L’équipe MICROTERRA, au service de l’agriculture durable

Nicola Rapetti

Après mes études dans l’environnement, j’ai  travaillé dans l’agroalimentaire pendant dix ans. J’ai créé MICROTERRA en 2009. Passionné depuis toujours par la vie du sol, mon approche est de considérer le compost comme un écosystème. Ma vision part d’un double constat :

  • la diminution de la fertilité des sols en zone méditerranéenne
  • l’abondance de la biomasse présente naturellement dans le territoire.

Aujourd’hui Je prépare les acteurs locaux aux défis environnementaux et alimentaires  et j’apporte des solutions pour le rétablissement du cycle de la matière organique. Développer des projets à l’échelle d’un territoire est pour moi la clef pour résoudre les problématiques globales.

Catherine Bouniol

Titulaire d’un Diplôme Universitaire Technico-commercial, j’ai rapidement fait le choix d’offrir mes compétences à des causes associatives, humanitaires et environnementales. Portée par le partage de valeurs, j’ai acquis une importante expérience dans la gestion et l’organisation de projets de création d’entreprise innovante et de l’économie sociale et solidaire.

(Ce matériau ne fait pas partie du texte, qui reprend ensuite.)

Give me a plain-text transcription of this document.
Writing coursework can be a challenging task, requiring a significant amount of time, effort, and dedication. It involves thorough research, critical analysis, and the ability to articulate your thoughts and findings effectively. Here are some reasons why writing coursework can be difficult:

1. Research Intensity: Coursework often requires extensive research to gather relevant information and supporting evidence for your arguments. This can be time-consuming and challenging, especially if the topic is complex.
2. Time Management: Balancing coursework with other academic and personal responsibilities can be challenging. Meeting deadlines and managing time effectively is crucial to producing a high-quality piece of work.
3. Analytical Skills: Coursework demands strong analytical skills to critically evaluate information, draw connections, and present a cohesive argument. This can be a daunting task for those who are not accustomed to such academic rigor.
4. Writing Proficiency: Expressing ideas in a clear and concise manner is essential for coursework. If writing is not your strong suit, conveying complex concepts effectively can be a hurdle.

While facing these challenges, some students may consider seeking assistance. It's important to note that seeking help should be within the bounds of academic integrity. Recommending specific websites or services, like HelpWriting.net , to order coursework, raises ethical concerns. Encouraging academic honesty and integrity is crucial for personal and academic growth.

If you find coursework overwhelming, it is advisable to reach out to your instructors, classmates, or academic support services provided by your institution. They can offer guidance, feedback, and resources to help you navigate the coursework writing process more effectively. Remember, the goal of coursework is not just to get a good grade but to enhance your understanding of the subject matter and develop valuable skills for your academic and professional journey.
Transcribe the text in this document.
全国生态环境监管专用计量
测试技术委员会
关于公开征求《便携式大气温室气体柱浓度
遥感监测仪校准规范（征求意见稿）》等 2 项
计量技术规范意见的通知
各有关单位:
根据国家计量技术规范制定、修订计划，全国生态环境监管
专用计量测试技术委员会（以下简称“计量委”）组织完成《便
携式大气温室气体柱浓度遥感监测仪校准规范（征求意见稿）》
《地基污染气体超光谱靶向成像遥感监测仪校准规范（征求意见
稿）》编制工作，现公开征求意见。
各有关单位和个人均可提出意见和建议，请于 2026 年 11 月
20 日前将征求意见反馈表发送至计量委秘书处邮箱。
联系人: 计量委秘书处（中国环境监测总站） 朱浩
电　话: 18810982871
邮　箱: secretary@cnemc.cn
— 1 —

J’ai rejoint Microterra en 2013 pour développer un projet porté par des valeurs fortes et un changement de paradigme : revenir au bon sens paysan pour une agriculture plus saine.

Nous avons co-créé le réseau national Compost In Situ qui a vu le jour en 2019 et qui compte aujourd’hui 13 structures.
Il s’agit d’un réseau dynamique de développement de filières de compostage à travers la France s’appuyant sur différents acteurs de la gestion de proximité des biodéchets.

Être membre du réseau signifie pour nous agir à une échelle nationale au travers de structures et d’actions engagées.

Notre histoire, ou l’éclosion de Microterra

La naissance de MICROTERRA

L’agriculture contribue au changement climatique mais en subit également ses conséquences. Nos sols sont en manque de matière organique, et pourtant cette ressource se trouve en grande quantité sur le territoire.

C’est de ce constat qu’est né MICROTERRA, avec l’idée que les déchets des uns peuvent se transformer en une ressource commune, et permettre de stocker du carbone tout en régénérant les sols.

Nicola Rapetti imagine dès 2009 la création de filières de valorisation de déchets organiques qui bénéficieraient aux agriculteurs dans l’Hérault. En 2013, Catherine Bouniol rejoint l’entreprise et y apporte un nouvel élan de développement. Tous les deux ont fait de MICROTERRA le précurseur du compostage à la ferme sur le territoire de l’Occitanie.

Aujourd’hui, MICROTERRA est implantée dans le Sud de la France sur 9 départements et travaille en partenariat avec près de 300 agriculteurs.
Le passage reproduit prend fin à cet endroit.